From sketch BIM to design BIM

From sketch BIM to design BIM

 

As a promising technology for building lifecycle management, Building Information Modelling (BIM) has been extensively studied in the last decade.

A BIM is a shared knowledge resource for information about a facility forming a reliable basis for decisions during its life-cycle; defined as existing from earliest conception to demolition. BIM enables collaboration among varieties of stakeholders through data interoperability among different BIM applications.

Currently, BIM applications

involve every stage of a construction project, including conception, design, construction, and operation management.

BIM has been extensively applied in the design in construction sector. The design phase usually has two sub-stages: sketch design (short for sketch) and detailed design (short for design). Both sketch and design stages generate three-dimensional (3D) BIM models.

Due to different purposes, the sketch and design stages use different BIM tools. The most widely-used sketch BIM tools include SketchUp, Rhino, and Form-Z. The design BIM models are usually designed using software tools like Revit, ArchiCAD, Bentley Architecture, to name a few.

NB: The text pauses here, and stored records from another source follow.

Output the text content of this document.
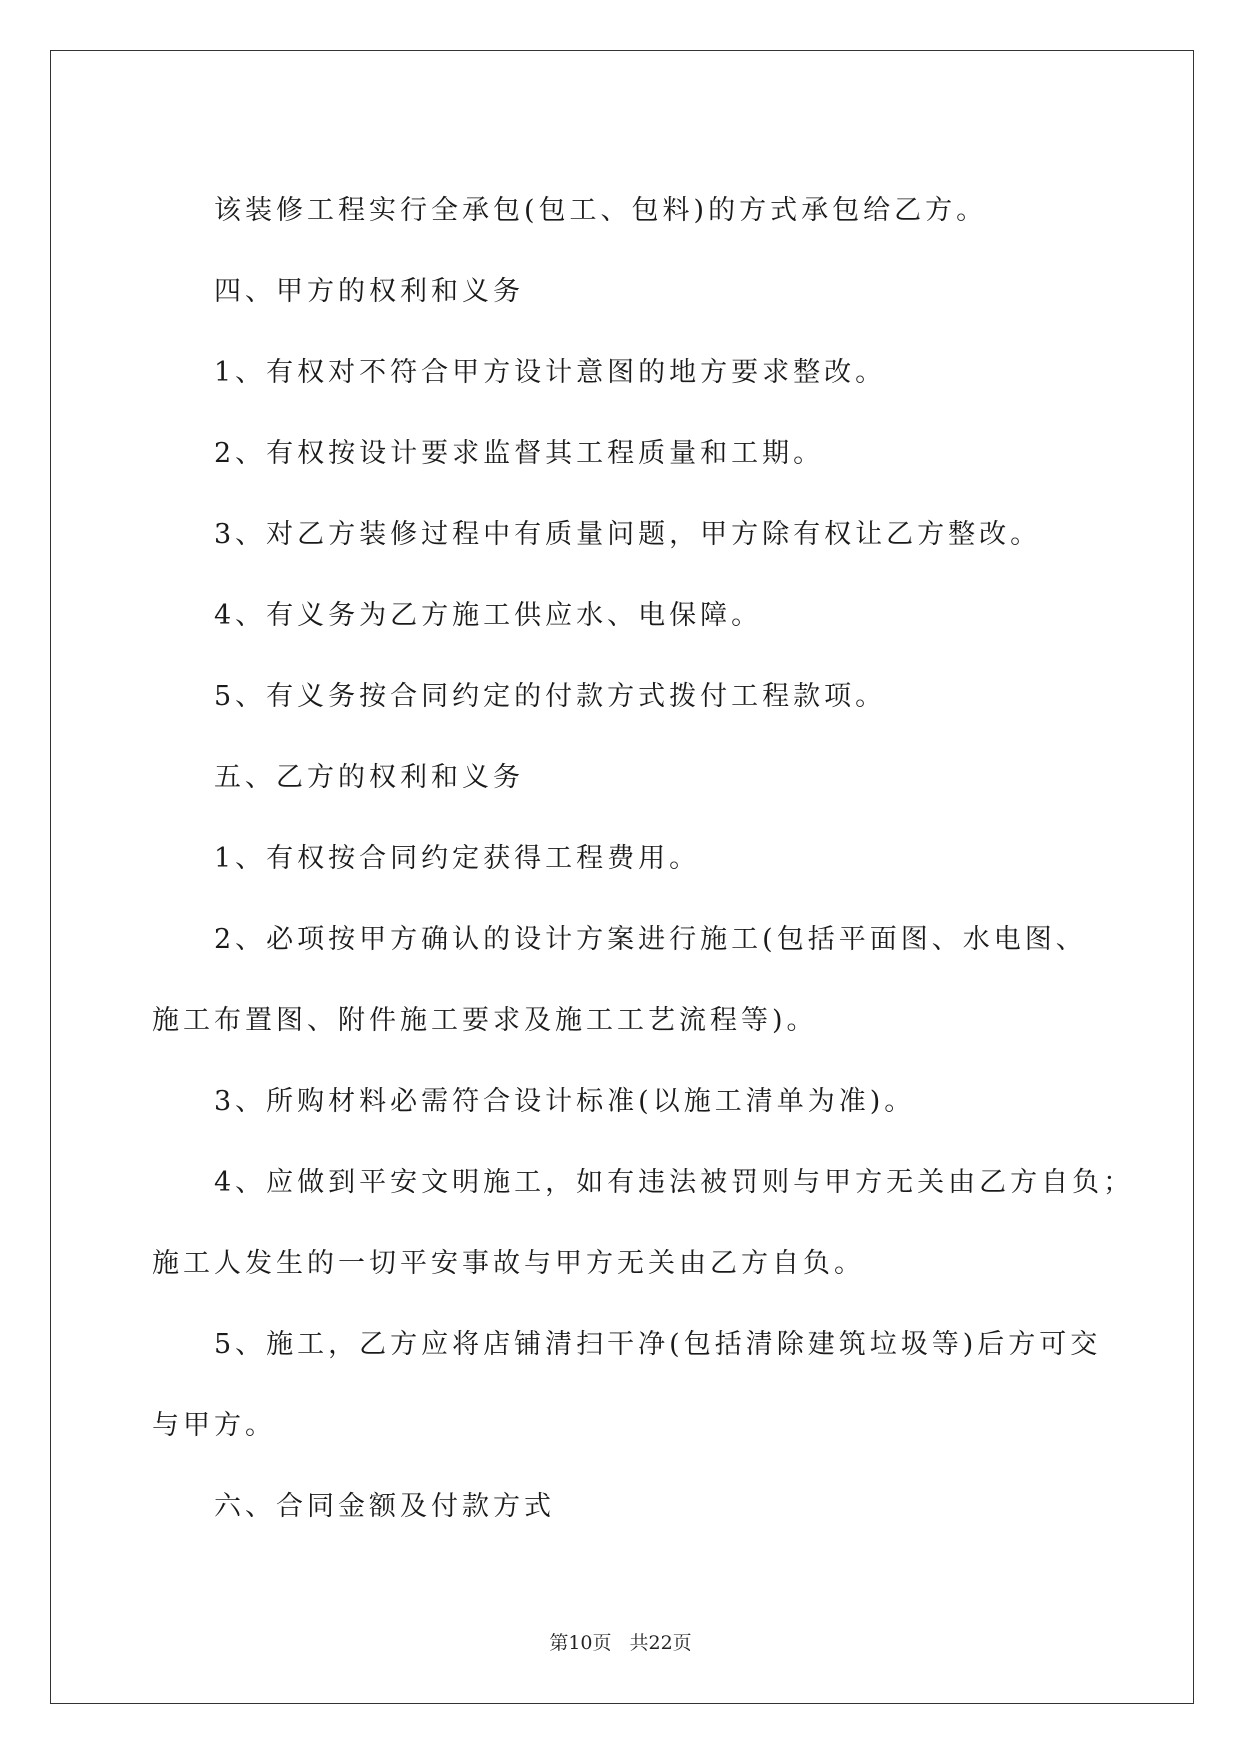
该装修工程实行全承包(包工、包料)的方式承包给乙方。

四、甲方的权利和义务

1、有权对不符合甲方设计意图的地方要求整改。

2、有权按设计要求监督其工程质量和工期。

3、对乙方装修过程中有质量问题，甲方除有权让乙方整改。

4、有义务为乙方施工供应水、电保障。

5、有义务按合同约定的付款方式拨付工程款项。

五、乙方的权利和义务

1、有权按合同约定获得工程费用。

2、必项按甲方确认的设计方案进行施工(包括平面图、水电图、

施工布置图、附件施工要求及施工工艺流程等)。

3、所购材料必需符合设计标准(以施工清单为准)。

4、应做到平安文明施工，如有违法被罚则与甲方无关由乙方自负；

施工人发生的一切平安事故与甲方无关由乙方自负。

5、施工，乙方应将店铺清扫干净(包括清除建筑垃圾等)后方可交

与甲方。

六、合同金额及付款方式

第10页 共22页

The different purposes and different tools result in the different organizations of sketch BIM models and design BIM models. Sketch BIM models can be considered as a project-level organization of BIM data, because all the data are aggregated into one or a few human/computer-unknown building elements.

Additionally, sketch BIM models usually have little property data. That is, a sketch BIM model usually focuses on 3D design from an overall view and ignores the definition of elements and their semantic data.

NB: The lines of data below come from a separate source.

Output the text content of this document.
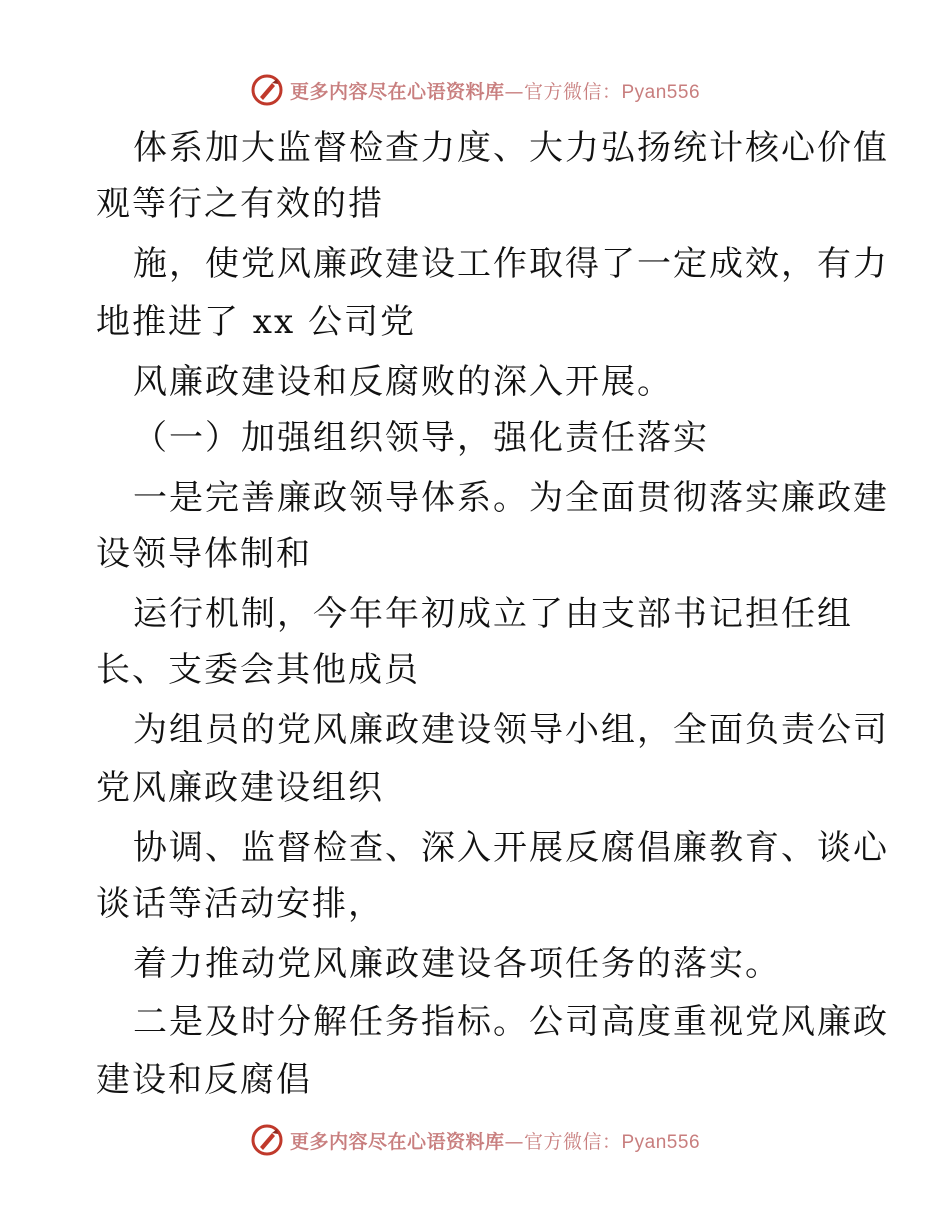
更多内容尽在心语资料库—官方微信：Pyan556
体系加大监督检查力度、大力弘扬统计核心价值
观等行之有效的措
施，使党风廉政建设工作取得了一定成效，有力
地推进了 xx 公司党
风廉政建设和反腐败的深入开展。
（一）加强组织领导，强化责任落实
一是完善廉政领导体系。为全面贯彻落实廉政建
设领导体制和
运行机制，今年年初成立了由支部书记担任组
长、支委会其他成员
为组员的党风廉政建设领导小组，全面负责公司
党风廉政建设组织
协调、监督检查、深入开展反腐倡廉教育、谈心
谈话等活动安排，
着力推动党风廉政建设各项任务的落实。
二是及时分解任务指标。公司高度重视党风廉政
建设和反腐倡
更多内容尽在心语资料库—官方微信：Pyan556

Contrarily, design BIM models are organized in the element-level, where each element has well-defined semantic and geometric data. Subsequently, a BIM application can obtain both semantic and geometric

data of a building element directly from a design BIM model.

As a downstream stage of the sketch, the design stage expects to reuse the data in sketch BIM models to improve the design efficiency. However, the different data organizations hinder the reusability of sketch BIM models in the design stage.

Because the design BIM tools can not directly obtain data of building elements from sketch BIM models. This triggers new demands to abstract reusable building elements from sketch BIM models to facilitate the BIM design.

Industrial Foundation Classes (IFC) is an open, vendor-neutral, international standard (ISO 16739–1:2018) of BIM. The mainstream BIM tools in both sketch and design stages support the IFC specification. Without loss of generality, a BIM model means an IFC file in this study. Although some studies investigated the geometric description of an IFC file and its applications, the recognition of reusable building elements from sketch BIM models remains unexplored.

The exploration of building element identification from a sketch BIM model will bridge the gap between sketch BIM models and design BIM models, smooth the reusability of data from the sketch stage to design stage and improve the design efficiency by avoiding the redesigning of building elements.